Поставили, значит, на полку, а сами пошли перекур во дворе сделать и попить кефиру со слойками.
А заодно поточить свои ножики булатные для разрезания всяких упругих предметов на дольки, кружочки и кусочки лакомые.
Тем временем на полочке непорядок образовался – грубые Корки стали ругаться промеж собой, стали громко спорить, кто главнее – четыре боковые Корки вместе с Верхней запечённой или одна Нижняя?

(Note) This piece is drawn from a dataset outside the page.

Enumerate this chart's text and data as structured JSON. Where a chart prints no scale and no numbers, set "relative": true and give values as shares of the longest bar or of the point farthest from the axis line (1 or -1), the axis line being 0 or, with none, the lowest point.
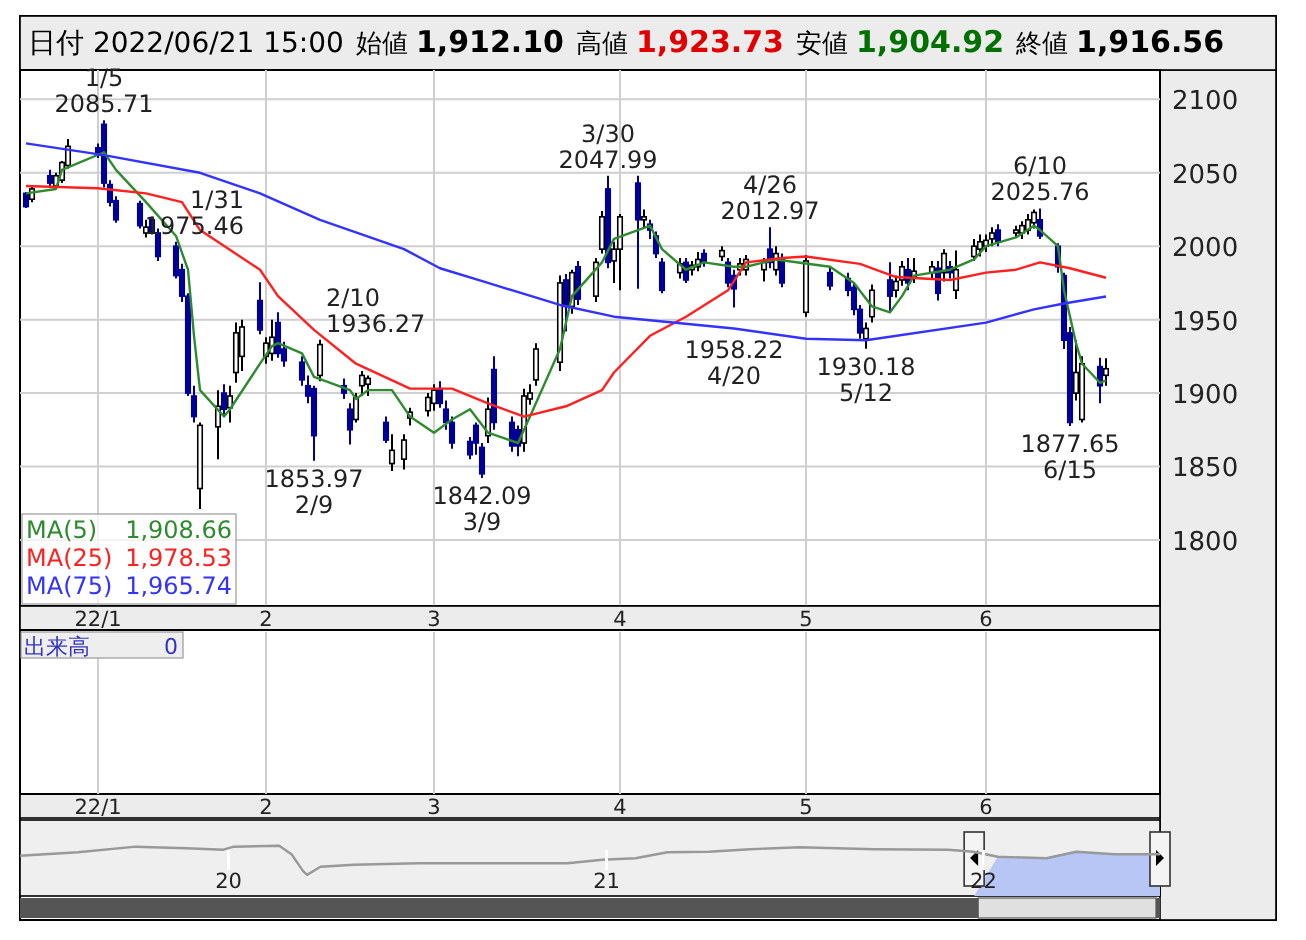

– Ну ты сама подумай, Нижняя, кого первым делом басурмане Мыши амбарные портить начнут, чтобы до нежного Мякиша добраться?
– Насчёт амбарных не знаю, а вот церковные грызуны обязательно снизу начнут, а на боковые и верхнюю никогда не позарятся, потому что боковые и верхняя находятся на всеобщем виду – раз, а во-вторых – потому что боковых вон сколько много, и они могут, если что, и сдачи дать.
Когда очень раззадорятся.
А я такая одна и поэтому редкая и самая важная получается. Церковные Мыши – они ведь очень хитрые и изощрённые и всегда найдут самую лучшую сторону во всех отношениях.
– Вот всегда ты так, Нижняя, из контекста всё выдернешь и перевернёшь весь смысл, как тебе вздумается. Уж больно ты умная.
– А вы как думали – если нижняя, так я что, пальцем деланная, что ли? Да, я умная – потому что находилась при выпечке на самом, можно сказать, близком огневом соприкосновении, а там глупости не прощают – враз сделают каюк, если чуть-чуть зазеваешься. Вот, видите, у меня посерёдке как раз пятнышко погорелое, это от неосторожности и опасности постоянной.
Спорили-спорили до хрипоты, а потом устали и задремали, а верхняя запечённая Корка даже храпеть принялась, как пьяный пассажир на верхней полке в поезде. Какая культурная необразованность!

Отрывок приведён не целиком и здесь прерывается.